After any installations, re-run `check-deps.sh` to verify. Do not proceed until all required dependencies pass.
### Step 3: Decompile
Run the decompile script on the target file. Choose the engine based on the input:
- **APK or XAPK** → use jadx first (handles resources natively; XAPK is auto-extracted):
```bash
bash skills/android-reverse-engineering/scripts/decompile.sh <file>
```
- **JAR/AAR** and Fernflower is available → prefer fernflower for better Java output:
```bash
bash skills/android-reverse-engineering/scripts/decompile.sh --engine fernflower <file>
```
- **If jadx output has warnings** or the user wants the best quality → run both and compare:
```bash
bash skills/android-reverse-engineering/scripts/decompile.sh --engine both <file>
```
For obfuscated apps (if the user mentions it or you detect single-letter package names), add `--deobf`:
```bash
bash skills/android-reverse-engineering/scripts/decompile.sh --deobf <file>
```
### Step 4: Analyze structure
After decompilation completes:
1. Read `AndroidManifest.xml` from the resources directory.

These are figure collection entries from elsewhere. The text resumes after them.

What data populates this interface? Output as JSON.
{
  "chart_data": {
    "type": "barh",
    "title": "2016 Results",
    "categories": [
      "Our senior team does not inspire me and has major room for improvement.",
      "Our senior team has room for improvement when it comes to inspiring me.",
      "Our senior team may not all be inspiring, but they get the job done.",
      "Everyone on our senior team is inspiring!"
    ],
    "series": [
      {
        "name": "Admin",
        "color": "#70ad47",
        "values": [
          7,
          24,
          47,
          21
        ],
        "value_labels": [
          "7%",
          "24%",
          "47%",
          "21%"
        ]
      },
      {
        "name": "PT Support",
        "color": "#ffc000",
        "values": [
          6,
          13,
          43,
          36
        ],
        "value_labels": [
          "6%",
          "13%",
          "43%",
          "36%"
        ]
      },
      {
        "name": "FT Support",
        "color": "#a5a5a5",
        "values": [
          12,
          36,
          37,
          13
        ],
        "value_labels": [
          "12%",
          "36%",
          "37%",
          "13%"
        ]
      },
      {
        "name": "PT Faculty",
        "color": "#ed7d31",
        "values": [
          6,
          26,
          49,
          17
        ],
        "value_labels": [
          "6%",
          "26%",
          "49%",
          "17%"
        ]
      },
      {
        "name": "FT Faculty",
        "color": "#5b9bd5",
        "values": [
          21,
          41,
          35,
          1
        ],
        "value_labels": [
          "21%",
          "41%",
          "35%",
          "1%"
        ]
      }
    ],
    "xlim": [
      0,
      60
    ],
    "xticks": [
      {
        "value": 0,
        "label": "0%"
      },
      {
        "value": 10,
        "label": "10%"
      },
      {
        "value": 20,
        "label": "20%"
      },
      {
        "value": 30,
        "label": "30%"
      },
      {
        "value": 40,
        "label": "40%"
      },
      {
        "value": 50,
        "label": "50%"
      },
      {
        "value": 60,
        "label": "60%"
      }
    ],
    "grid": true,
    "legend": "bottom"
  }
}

For XAPK, check the base APK's output first.
2. If XAPK, review `xapk-manifest.json` in the output directory to understand the split structure.
3. List the top-level package structure
4. Identify the app's main Activity, Application class, and architecture pattern
5. Report a summary to the user
### Step 5: Offer next steps
Tell the user what they can do next:
- **Trace call flows**: "I can follow the execution flow from any Activity to its API calls"
- **Extract APIs**: "I can search for all HTTP endpoints and document them"
- **Analyze specific classes**: "Point me to a specific class or feature to analyze"
- **Re-decompile with Fernflower**: If jadx output has warnings, offer to re-run with `--engine both` for comparison
Refer to the full skill documentation in `skills/android-reverse-engineering/SKILL.md` for the complete workflow.